There are a few different reasons why these gaps occur:

  • The size of your teeth and your jaw bones don’t match, resulting in either overcrowding of the teeth or gaps.
  • The soft tissue that connects your upper lip to your gums just above your two upper front teeth (your labial frenum) is oversized. When this tissue grows in between the two front teeth, it causes a gap to form.
  • If you have missing teeth or teeth that are undersized (typically the upper lateral incisors), it can cause a gap (usually between the upper central incisors).
  • If your tongue presses too much against your front teeth when you swallow (referred to as a tongue thrust reflex), it can push your front teeth forward and cause gaps to form.
  • Gum disease can result in bone loss that can make teeth loose, which can also result in gaps forming.
  • A child’s thumb sucking can cause gaps to form in between the front teeth.

TREATMENT OPTIONS

Your dentist or orthodontist may recommend braces as a means of moving teeth closer together and eliminating the gap between them.
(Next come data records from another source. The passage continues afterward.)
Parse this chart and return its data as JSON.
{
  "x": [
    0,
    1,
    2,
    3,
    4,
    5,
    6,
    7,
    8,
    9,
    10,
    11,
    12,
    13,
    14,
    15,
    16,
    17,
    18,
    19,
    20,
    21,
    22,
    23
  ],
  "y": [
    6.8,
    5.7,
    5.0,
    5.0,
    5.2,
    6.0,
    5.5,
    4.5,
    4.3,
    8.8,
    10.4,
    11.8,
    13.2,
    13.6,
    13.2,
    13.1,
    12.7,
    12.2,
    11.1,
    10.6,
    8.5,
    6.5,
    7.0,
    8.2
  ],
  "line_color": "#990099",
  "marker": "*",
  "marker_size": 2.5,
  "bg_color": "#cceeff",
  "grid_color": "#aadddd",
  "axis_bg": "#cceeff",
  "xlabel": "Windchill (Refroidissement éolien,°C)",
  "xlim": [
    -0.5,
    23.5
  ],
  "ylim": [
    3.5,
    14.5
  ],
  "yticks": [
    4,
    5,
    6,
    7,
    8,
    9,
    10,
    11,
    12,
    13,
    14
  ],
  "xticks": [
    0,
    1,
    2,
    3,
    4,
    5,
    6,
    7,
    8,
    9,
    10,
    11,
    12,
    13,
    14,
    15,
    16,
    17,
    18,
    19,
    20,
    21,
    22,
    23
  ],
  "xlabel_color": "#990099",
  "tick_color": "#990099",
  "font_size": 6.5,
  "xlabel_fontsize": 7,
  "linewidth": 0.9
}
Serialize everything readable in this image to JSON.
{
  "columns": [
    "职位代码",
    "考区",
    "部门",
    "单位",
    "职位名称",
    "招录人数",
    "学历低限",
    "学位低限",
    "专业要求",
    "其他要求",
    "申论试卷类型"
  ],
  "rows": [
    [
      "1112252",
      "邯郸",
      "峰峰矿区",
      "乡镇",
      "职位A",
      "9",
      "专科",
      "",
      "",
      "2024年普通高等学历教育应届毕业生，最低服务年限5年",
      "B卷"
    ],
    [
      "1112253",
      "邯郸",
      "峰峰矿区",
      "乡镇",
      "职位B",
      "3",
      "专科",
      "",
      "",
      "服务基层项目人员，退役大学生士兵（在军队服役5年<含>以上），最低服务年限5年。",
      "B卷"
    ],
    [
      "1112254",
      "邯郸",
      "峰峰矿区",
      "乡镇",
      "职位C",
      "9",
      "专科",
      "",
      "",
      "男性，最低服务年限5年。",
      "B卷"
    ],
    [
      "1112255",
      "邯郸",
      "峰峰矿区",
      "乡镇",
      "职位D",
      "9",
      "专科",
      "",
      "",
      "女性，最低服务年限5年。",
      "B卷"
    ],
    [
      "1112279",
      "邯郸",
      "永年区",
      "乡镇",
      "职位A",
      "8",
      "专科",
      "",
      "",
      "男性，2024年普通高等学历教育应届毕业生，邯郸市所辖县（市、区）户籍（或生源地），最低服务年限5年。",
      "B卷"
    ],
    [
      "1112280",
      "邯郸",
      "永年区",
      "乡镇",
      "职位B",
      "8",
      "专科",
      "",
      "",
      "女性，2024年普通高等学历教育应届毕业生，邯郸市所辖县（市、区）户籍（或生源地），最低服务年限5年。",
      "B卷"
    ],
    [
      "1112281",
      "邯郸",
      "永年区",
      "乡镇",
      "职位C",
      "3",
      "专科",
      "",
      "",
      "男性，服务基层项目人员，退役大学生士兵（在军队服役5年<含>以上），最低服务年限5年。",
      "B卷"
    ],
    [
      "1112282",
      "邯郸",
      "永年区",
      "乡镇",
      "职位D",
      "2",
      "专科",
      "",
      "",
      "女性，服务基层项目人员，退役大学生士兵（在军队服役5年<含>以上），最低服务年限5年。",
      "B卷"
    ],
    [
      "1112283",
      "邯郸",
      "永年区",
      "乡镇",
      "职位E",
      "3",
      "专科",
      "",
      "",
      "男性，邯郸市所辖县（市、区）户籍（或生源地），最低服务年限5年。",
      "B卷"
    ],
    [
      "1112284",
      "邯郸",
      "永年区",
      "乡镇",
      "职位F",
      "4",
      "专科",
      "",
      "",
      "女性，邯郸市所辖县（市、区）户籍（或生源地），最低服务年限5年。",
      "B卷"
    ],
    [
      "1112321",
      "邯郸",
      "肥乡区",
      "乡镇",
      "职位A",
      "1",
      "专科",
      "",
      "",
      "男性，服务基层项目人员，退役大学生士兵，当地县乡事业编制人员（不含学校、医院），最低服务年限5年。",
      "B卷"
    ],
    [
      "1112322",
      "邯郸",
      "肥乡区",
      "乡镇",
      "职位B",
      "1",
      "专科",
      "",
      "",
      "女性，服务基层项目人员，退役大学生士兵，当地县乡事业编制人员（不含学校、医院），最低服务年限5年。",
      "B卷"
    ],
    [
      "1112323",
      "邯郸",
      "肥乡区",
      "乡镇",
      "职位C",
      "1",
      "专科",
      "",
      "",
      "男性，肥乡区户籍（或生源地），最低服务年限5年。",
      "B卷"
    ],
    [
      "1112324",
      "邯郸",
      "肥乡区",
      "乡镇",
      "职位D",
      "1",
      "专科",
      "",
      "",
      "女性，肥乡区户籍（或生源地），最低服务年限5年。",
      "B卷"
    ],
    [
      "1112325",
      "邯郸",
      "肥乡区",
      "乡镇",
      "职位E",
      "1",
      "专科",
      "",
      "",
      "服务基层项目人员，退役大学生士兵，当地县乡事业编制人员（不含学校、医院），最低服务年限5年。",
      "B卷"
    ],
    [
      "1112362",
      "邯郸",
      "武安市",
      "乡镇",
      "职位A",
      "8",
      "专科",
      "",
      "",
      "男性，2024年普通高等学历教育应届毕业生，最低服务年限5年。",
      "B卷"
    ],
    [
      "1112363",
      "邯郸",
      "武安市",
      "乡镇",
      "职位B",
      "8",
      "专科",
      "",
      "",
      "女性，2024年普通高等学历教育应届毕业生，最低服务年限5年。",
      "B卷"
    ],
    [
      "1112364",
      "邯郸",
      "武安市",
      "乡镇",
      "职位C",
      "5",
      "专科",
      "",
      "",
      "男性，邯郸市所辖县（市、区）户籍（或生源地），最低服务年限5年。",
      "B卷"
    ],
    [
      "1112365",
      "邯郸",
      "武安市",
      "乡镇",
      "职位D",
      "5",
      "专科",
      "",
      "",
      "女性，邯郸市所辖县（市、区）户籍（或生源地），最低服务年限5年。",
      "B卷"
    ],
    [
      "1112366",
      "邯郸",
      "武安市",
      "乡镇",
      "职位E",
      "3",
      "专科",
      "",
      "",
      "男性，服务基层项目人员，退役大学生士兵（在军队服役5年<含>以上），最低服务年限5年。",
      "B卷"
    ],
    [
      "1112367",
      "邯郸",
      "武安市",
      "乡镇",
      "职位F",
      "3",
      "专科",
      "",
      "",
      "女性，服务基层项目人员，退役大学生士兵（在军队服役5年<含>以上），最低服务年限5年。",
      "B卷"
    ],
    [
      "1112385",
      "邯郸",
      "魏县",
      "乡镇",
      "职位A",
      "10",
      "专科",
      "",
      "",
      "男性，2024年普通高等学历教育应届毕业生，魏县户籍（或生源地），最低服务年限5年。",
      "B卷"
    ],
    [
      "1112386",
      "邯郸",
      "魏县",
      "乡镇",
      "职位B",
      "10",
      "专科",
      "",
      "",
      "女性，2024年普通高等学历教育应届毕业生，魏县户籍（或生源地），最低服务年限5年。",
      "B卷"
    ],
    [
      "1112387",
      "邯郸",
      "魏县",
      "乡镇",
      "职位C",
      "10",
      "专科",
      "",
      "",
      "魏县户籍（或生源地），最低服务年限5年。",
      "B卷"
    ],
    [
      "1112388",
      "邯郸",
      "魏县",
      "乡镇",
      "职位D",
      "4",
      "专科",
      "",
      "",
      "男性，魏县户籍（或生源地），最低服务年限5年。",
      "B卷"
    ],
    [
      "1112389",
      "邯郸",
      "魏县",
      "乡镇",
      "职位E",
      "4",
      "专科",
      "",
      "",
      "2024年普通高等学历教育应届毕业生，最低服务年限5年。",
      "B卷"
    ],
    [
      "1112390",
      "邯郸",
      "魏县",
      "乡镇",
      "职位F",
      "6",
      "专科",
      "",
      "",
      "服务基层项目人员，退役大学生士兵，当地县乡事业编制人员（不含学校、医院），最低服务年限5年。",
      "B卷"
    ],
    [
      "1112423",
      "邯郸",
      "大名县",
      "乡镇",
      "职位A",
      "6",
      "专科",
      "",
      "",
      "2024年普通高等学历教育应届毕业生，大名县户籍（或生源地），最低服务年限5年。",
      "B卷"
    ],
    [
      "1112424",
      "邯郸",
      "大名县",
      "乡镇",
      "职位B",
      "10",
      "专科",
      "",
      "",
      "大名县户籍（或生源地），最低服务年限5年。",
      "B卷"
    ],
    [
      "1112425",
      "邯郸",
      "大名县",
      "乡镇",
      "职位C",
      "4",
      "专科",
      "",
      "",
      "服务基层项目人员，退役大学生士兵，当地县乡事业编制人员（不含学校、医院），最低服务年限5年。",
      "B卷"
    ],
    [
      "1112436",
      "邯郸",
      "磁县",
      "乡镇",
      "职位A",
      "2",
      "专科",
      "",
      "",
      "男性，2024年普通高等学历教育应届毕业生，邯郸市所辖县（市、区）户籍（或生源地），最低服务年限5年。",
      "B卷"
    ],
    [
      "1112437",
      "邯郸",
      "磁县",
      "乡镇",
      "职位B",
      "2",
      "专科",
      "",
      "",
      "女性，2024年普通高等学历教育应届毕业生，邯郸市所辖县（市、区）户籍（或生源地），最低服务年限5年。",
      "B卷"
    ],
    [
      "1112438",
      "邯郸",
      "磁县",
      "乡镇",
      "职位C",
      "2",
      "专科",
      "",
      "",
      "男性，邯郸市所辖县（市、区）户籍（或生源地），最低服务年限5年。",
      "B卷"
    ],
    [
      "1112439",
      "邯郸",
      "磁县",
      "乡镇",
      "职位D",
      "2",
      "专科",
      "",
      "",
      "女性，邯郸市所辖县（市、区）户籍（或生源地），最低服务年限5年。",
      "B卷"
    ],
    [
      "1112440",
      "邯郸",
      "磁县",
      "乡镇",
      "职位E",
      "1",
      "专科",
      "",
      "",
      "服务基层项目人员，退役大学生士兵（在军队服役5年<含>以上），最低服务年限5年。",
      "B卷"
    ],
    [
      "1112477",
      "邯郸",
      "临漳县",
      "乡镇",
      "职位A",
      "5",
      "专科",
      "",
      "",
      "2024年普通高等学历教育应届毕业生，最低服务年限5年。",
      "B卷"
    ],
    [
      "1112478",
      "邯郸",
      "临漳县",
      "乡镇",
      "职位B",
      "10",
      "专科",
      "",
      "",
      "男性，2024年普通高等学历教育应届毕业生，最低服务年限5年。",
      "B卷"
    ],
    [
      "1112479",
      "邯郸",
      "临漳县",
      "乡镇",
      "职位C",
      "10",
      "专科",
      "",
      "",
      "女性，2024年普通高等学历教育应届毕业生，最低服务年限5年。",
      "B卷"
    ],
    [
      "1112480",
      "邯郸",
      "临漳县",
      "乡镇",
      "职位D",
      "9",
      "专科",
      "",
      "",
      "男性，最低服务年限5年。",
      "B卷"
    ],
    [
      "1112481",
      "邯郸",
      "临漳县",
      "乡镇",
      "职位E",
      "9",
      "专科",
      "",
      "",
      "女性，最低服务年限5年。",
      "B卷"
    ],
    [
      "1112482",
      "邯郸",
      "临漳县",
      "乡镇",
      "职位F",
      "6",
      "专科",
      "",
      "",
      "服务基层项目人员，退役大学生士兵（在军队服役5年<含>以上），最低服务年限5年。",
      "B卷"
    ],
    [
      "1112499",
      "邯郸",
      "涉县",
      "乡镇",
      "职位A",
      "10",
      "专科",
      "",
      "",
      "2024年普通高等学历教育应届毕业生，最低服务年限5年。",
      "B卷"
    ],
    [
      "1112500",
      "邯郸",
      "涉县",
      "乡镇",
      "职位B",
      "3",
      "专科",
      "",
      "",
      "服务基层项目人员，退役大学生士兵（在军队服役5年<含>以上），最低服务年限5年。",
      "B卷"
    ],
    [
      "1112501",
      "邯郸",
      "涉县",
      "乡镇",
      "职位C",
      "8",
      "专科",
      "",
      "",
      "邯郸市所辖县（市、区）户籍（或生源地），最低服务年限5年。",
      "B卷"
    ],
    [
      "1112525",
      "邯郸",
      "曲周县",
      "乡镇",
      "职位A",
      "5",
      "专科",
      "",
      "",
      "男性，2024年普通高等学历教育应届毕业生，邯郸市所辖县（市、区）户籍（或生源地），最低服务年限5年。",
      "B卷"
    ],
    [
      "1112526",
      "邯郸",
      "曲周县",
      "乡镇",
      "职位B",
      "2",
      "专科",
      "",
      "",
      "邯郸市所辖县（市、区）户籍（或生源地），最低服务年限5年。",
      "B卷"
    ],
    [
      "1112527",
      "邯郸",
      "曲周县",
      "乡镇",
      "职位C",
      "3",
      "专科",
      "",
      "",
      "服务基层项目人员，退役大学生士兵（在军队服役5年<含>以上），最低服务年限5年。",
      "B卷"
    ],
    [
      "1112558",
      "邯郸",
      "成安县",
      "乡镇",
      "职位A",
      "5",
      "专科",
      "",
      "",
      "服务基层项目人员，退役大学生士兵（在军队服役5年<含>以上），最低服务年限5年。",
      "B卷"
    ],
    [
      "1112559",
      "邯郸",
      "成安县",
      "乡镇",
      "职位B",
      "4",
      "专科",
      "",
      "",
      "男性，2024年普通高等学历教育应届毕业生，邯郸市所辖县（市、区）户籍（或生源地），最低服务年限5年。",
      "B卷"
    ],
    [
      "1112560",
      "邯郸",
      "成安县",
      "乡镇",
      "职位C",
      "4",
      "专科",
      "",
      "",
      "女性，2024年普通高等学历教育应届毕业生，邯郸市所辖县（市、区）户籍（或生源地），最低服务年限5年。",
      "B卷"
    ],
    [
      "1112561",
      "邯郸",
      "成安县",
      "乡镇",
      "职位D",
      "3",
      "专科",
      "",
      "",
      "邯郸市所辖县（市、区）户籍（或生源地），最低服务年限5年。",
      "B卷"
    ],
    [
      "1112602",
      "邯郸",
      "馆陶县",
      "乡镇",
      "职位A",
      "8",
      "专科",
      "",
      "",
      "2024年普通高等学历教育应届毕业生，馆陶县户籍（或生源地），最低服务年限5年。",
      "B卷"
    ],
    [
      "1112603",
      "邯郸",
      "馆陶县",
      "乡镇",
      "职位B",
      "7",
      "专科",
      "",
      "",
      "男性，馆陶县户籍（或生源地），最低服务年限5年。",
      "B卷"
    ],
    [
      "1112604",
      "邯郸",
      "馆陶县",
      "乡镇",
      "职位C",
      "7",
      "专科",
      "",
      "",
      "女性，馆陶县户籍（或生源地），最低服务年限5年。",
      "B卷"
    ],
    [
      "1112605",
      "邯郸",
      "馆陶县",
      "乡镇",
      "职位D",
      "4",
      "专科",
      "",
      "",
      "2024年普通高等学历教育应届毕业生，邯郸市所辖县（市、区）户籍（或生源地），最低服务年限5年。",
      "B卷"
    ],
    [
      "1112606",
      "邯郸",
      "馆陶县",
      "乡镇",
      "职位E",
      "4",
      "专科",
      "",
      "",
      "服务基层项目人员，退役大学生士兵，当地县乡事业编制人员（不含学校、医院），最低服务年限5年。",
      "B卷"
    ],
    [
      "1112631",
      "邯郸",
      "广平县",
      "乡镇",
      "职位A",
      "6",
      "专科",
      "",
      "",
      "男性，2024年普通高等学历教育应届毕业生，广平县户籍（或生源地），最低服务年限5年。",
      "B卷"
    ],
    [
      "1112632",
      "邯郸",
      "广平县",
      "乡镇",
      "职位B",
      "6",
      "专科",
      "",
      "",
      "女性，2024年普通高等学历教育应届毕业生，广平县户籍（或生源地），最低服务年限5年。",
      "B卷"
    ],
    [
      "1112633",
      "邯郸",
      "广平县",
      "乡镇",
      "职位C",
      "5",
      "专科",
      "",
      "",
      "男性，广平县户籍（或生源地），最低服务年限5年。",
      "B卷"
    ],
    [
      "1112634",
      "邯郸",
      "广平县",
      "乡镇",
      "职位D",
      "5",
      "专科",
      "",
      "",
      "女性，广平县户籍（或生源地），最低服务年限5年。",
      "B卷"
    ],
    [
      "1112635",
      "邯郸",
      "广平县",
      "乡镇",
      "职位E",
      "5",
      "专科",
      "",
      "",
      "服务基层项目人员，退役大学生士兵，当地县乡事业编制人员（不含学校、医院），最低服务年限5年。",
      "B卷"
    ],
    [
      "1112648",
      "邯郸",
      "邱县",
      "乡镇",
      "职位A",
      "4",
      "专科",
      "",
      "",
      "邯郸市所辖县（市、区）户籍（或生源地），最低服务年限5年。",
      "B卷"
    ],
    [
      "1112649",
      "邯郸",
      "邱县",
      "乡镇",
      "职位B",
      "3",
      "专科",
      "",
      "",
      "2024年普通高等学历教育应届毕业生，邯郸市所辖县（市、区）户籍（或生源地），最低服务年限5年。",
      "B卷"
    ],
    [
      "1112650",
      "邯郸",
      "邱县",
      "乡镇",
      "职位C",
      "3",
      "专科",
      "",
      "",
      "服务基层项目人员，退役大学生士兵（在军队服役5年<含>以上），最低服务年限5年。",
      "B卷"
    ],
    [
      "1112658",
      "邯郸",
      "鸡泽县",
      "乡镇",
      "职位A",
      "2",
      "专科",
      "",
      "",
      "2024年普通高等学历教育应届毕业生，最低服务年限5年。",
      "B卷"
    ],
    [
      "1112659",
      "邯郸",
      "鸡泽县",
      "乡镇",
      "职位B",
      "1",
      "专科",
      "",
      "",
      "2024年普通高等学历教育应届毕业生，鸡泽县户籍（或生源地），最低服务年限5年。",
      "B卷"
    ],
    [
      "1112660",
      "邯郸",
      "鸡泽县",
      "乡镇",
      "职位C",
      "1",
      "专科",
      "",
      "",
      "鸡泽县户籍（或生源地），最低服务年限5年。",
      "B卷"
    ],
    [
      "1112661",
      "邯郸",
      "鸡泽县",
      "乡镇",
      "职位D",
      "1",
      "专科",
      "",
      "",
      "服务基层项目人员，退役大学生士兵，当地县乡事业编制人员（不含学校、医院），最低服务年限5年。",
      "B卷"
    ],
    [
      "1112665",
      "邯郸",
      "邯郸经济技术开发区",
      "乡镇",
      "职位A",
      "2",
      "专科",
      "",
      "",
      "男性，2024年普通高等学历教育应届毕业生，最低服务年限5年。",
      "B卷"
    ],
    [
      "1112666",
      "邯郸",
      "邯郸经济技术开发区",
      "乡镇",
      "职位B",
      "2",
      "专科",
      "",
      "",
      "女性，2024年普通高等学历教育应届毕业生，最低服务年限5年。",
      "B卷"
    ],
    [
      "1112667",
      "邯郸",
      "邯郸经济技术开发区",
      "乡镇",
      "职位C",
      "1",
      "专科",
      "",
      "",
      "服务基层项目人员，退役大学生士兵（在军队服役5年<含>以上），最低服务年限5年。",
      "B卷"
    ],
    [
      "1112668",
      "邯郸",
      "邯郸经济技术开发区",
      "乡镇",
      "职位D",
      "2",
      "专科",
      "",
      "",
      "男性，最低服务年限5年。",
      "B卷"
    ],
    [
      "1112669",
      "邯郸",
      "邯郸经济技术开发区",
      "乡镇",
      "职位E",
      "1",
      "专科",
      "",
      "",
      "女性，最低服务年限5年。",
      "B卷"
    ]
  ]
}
If braces are recommended, you’ll usually have to wear a full set on both your upper and lower teeth, even if the gap occurs in only one spot in your mouth. The reason is that moving any teeth in your mouth ultimately affects all your teeth, so if you move only your upper teeth, you’ll end up with a misaligned bite, and that can create a whole new set of problems.

Missing teeth should be replaced, and there are several options for doing that, including implants, a partial denture, or a dental bridge.

If your gap is caused by teeth that are too small, your dentist may recommend widening those teeth with veneers, crowns, or by bonding.

If an oversized labial frenum is the cause for the gap, the soft tissue can be reduced in size through laser surgery, after which your dentist or orthodontist may recommend wearing braces until the gap closes.

Gaps that are caused by gum disease require periodontal treatment options to reverse the gum disease. Once that is addressed, you might still have to wear braces. If you lose teeth as a result of gum disease, your dentist is likely to recommend either implants, a partial, or a dental bridge to replace the teeth and close the gaps.

The good news about diastema is that there are several ways to correct it. If you have gaps between your teeth, talk to your dentist about different treatment options.